The same is needed for coding and billing reasons. There is a need to for health systems and hospitals to identify nurses in the Electronic Health Record (HER) and the Enterprise Resource Planning (ERP) systems, among other health IT systems, to ensure education, documentation, training, and research purposes (Mello et al., 2018). The standardization of individual nurses' data has not materialized, a fact attributed to concerns about economic, political, and competitive risks to organizations (Mello et al., 2018). Without this sharing mechanism to reveal the care and caregiver's recipient, care coordination and quality measurement remain unattainable among all organizations. Being the healthcare's most trusted staff, nurses can lead to information sharing by adopting a unique nurse identifier system to document specific individual health and care processes (Englebright & Jackson, 2017).

Strategies to Implement Value-Based Healthcare

Most strategies link value-based care to patient satisfaction, quality improvement, and cost reduction. These, however, are not the same as a value whose role is to improve a patient's health outcomes. A good strategy should identify and understand a section of patients with related health issues with a consistent set of needs (Teisberg et al., 2020). The critical stakeholder here should be an interdisciplinary team of care providers who come together to create and deliver appropriate solutions to address those needs. Such a unit measures health results and costs per patient and employs the same to advance the necessary improvements (Teisberg et al., 2020).

The second strategy is integrating learning teams, derived from an array of many professionals that not necessarily medical disciplines. Such team integrates services while reducing or altogether eliminating the work of coordinators. The team is well engaged to ensure efficient and effective healthcare service provision (Teisberg et al., 2020).
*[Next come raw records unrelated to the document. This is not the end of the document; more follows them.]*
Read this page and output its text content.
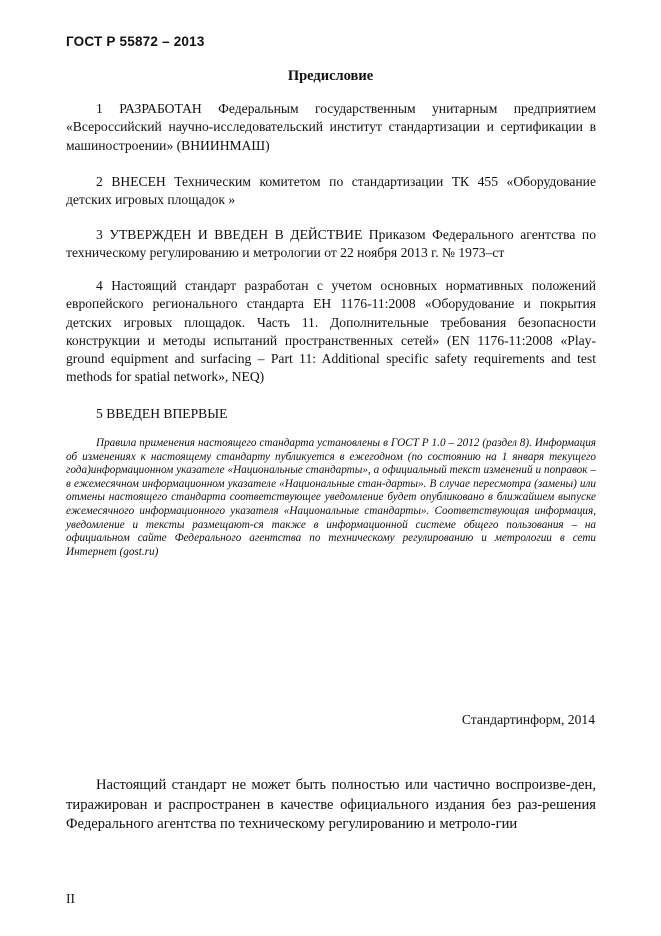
ГОСТ Р 55872 – 2013
Предисловие
1 РАЗРАБОТАН Федеральным государственным унитарным предприятием «Всероссийский научно-исследовательский институт стандартизации и сертификации в машиностроении» (ВНИИНМАШ)
2 ВНЕСЕН Техническим комитетом по стандартизации ТК 455 «Оборудование детских игровых площадок »
3 УТВЕРЖДЕН И ВВЕДЕН В ДЕЙСТВИЕ Приказом Федерального агентства по техническому регулированию и метрологии от 22 ноября 2013 г. № 1973–ст
4 Настоящий стандарт разработан с учетом основных нормативных положений европейского регионального стандарта ЕН 1176-11:2008 «Оборудование и покрытия детских игровых площадок. Часть 11. Дополнительные требования безопасности конструкции и методы испытаний пространственных сетей» (EN 1176-11:2008 «Play-ground equipment and surfacing – Part 11: Additional specific safety requirements and test methods for spatial network», NEQ)
5 ВВЕДЕН ВПЕРВЫЕ
Правила применения настоящего стандарта установлены в ГОСТ Р 1.0 – 2012 (раздел 8). Информация об изменениях к настоящему стандарту публикуется в ежегодном (по состоянию на 1 января текущего года)информационном указателе «Национальные стандарты», а официальный текст изменений и поправок – в ежемесячном информационном указателе «Национальные стан-дарты». В случае пересмотра (замены) или отмены настоящего стандарта соответствующее уведомление будет опубликовано в ближайшем выпуске ежемесячного информационного указателя «Национальные стандарты». Соответствующая информация, уведомление и тексты размещают-ся также в информационной системе общего пользования – на официальном сайте Федерального агентства по техническому регулированию и метрологии в сети Интернет (gost.ru)
Стандартинформ, 2014
Настоящий стандарт не может быть полностью или частично воспроизве-ден, тиражирован и распространен в качестве официального издания без раз-решения Федерального агентства по техническому регулированию и метроло-гии
II
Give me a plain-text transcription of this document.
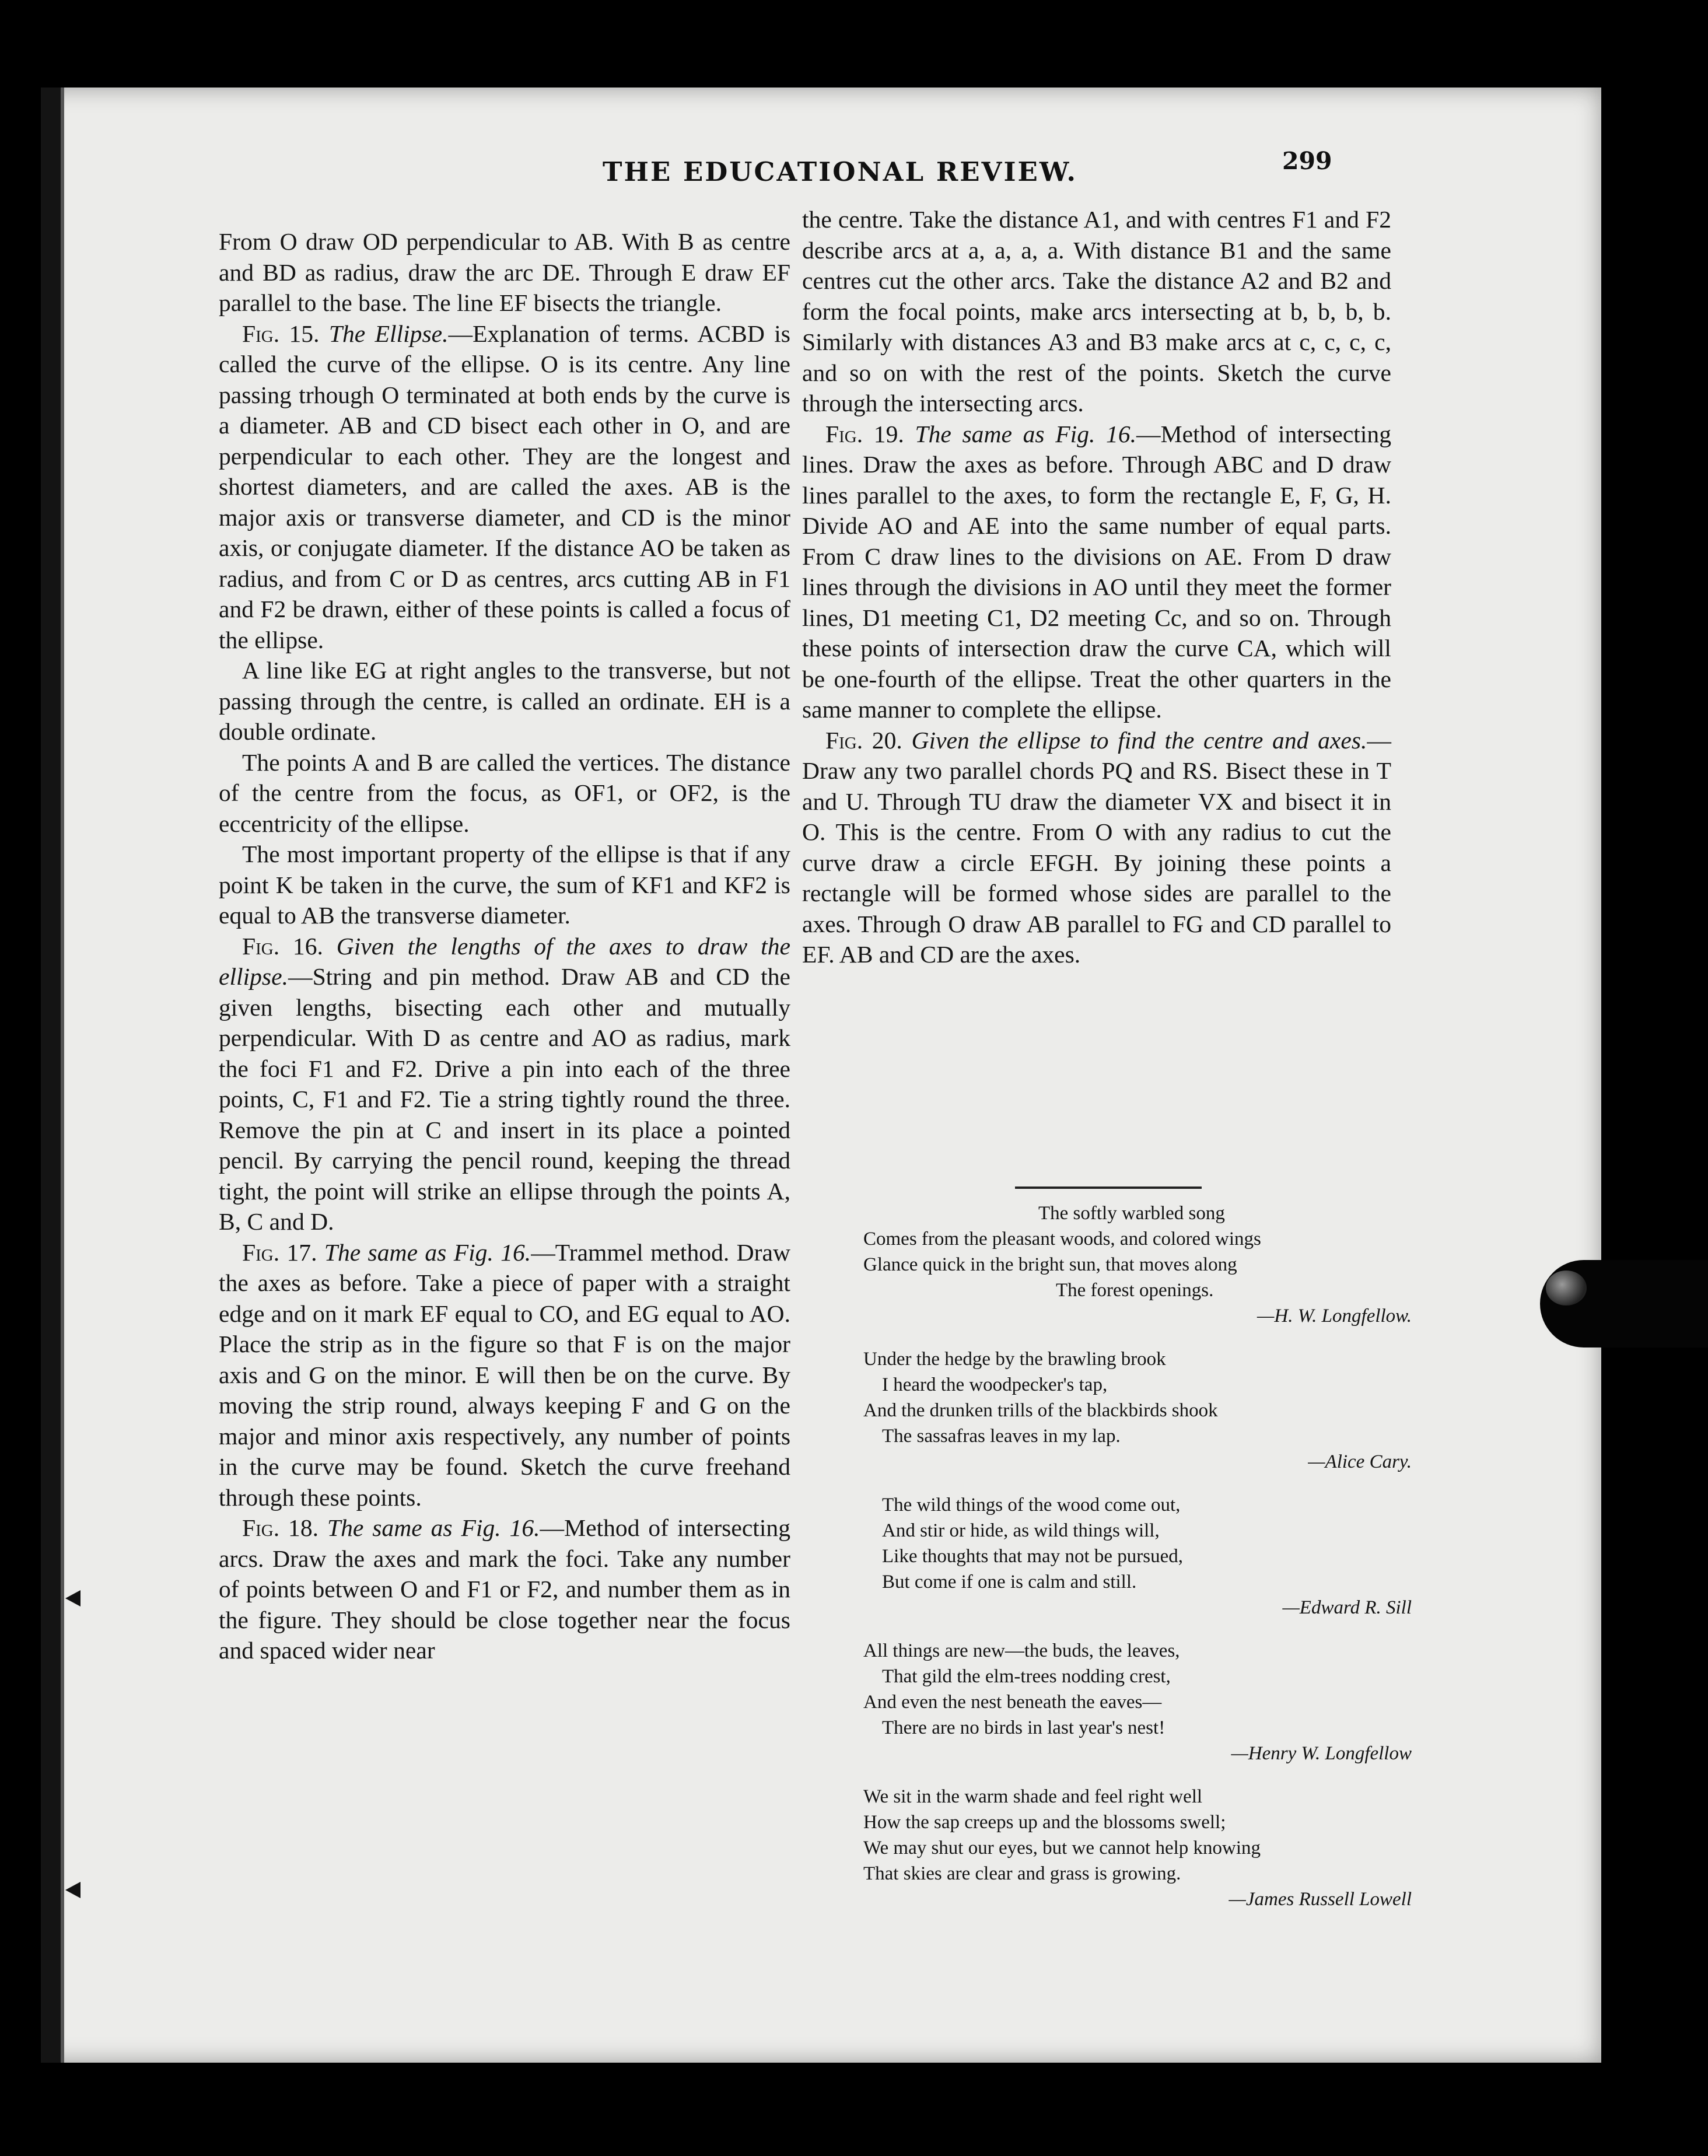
THE EDUCATIONAL REVIEW.	299

From O draw OD perpendicular to AB. With B as centre and BD as radius, draw the arc DE. Through E draw EF parallel to the base. The line EF bisects the triangle.

Fig. 15. The Ellipse.—Explanation of terms. ACBD is called the curve of the ellipse. O is its centre. Any line passing trhough O terminated at both ends by the curve is a diameter. AB and CD bisect each other in O, and are perpendicular to each other. They are the longest and shortest diameters, and are called the axes. AB is the major axis or transverse diameter, and CD is the minor axis, or conjugate diameter. If the distance AO be taken as radius, and from C or D as centres, arcs cutting AB in F1 and F2 be drawn, either of these points is called a focus of the ellipse.

A line like EG at right angles to the transverse, but not passing through the centre, is called an ordinate. EH is a double ordinate.

The points A and B are called the vertices. The distance of the centre from the focus, as OF1, or OF2, is the eccentricity of the ellipse.

The most important property of the ellipse is that if any point K be taken in the curve, the sum of KF1 and KF2 is equal to AB the transverse diameter.

Fig. 16. Given the lengths of the axes to draw the ellipse.—String and pin method. Draw AB and CD the given lengths, bisecting each other and mutually perpendicular. With D as centre and AO as radius, mark the foci F1 and F2. Drive a pin into each of the three points, C, F1 and F2. Tie a string tightly round the three. Remove the pin at C and insert in its place a pointed pencil. By carrying the pencil round, keeping the thread tight, the point will strike an ellipse through the points A, B, C and D.

Fig. 17. The same as Fig. 16.—Trammel method. Draw the axes as before. Take a piece of paper with a straight edge and on it mark EF equal to CO, and EG equal to AO. Place the strip as in the figure so that F is on the major axis and G on the minor. E will then be on the curve. By moving the strip round, always keeping F and G on the major and minor axis respectively, any number of points in the curve may be found. Sketch the curve freehand through these points.

Fig. 18. The same as Fig. 16.—Method of intersecting arcs. Draw the axes and mark the foci. Take any number of points between O and F1 or F2, and number them as in the figure. They should be close together near the focus and spaced wider near

the centre. Take the distance A1, and with centres F1 and F2 describe arcs at a, a, a, a. With distance B1 and the same centres cut the other arcs. Take the distance A2 and B2 and form the focal points, make arcs intersecting at b, b, b, b. Similarly with distances A3 and B3 make arcs at c, c, c, c, and so on with the rest of the points. Sketch the curve through the intersecting arcs.

Fig. 19. The same as Fig. 16.—Method of intersecting lines. Draw the axes as before. Through ABC and D draw lines parallel to the axes, to form the rectangle E, F, G, H. Divide AO and AE into the same number of equal parts. From C draw lines to the divisions on AE. From D draw lines through the divisions in AO until they meet the former lines, D1 meeting C1, D2 meeting Cc, and so on. Through these points of intersection draw the curve CA, which will be one-fourth of the ellipse. Treat the other quarters in the same manner to complete the ellipse.

Fig. 20. Given the ellipse to find the centre and axes.—Draw any two parallel chords PQ and RS. Bisect these in T and U. Through TU draw the diameter VX and bisect it in O. This is the centre. From O with any radius to cut the curve draw a circle EFGH. By joining these points a rectangle will be formed whose sides are parallel to the axes. Through O draw AB parallel to FG and CD parallel to EF. AB and CD are the axes.

The softly warbled song
Comes from the pleasant woods, and colored wings
Glance quick in the bright sun, that moves along
The forest openings.
—H. W. Longfellow.
Under the hedge by the brawling brook
I heard the woodpecker's tap,
And the drunken trills of the blackbirds shook
The sassafras leaves in my lap.
—Alice Cary.
The wild things of the wood come out,
And stir or hide, as wild things will,
Like thoughts that may not be pursued,
But come if one is calm and still.
—Edward R. Sill
All things are new—the buds, the leaves,
That gild the elm-trees nodding crest,
And even the nest beneath the eaves—
There are no birds in last year's nest!
—Henry W. Longfellow
We sit in the warm shade and feel right well
How the sap creeps up and the blossoms swell;
We may shut our eyes, but we cannot help knowing
That skies are clear and grass is growing.
—James Russell Lowell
The main agenda in this strategy is to personalize and improve healthcare. Also, the joint learning initiative to ensure health care results improve with experience. The team should go beyond traditional geographical boundaries to reach remote clinicians to allow world-class care to get to the patients in their locations, rather than traveling to get the essential services (Teisberg et al., 2020).


Englebright, J., & Jackson, E. (2017). Wrestling with Big Data: How Nurse Leaders Can Engage. In Big Data-Enabled Nursing (pp. 115-137). Springer, Cham.

Jain, S., Thorpe, K. E., Hockenberry, J. M., & Saltman, R. B. (2019). Strategies for Delivering Value-Based Care: Do Care Management Practices Improve Hospital Performance? Journal of Healthcare Management, 64(6), 430-444.

Martin, D., Miller, A. P., Quesnel-Vallée, A., Caron, N. R., Vissandjée, B., & Marchildon, G. P. (2018). Canada's universal health-care system: achieving its potential. The Lancet, 391(10131), 1718-1735.

Mello, M. M., ADLERMILSTEIN, J. U. L. I. A., Ding, K. L., & Savage, L. (2018). Legal barriers to the growth of health information exchange—boulders or pebbles? The Milbank Quarterly, 96(1), 110-143.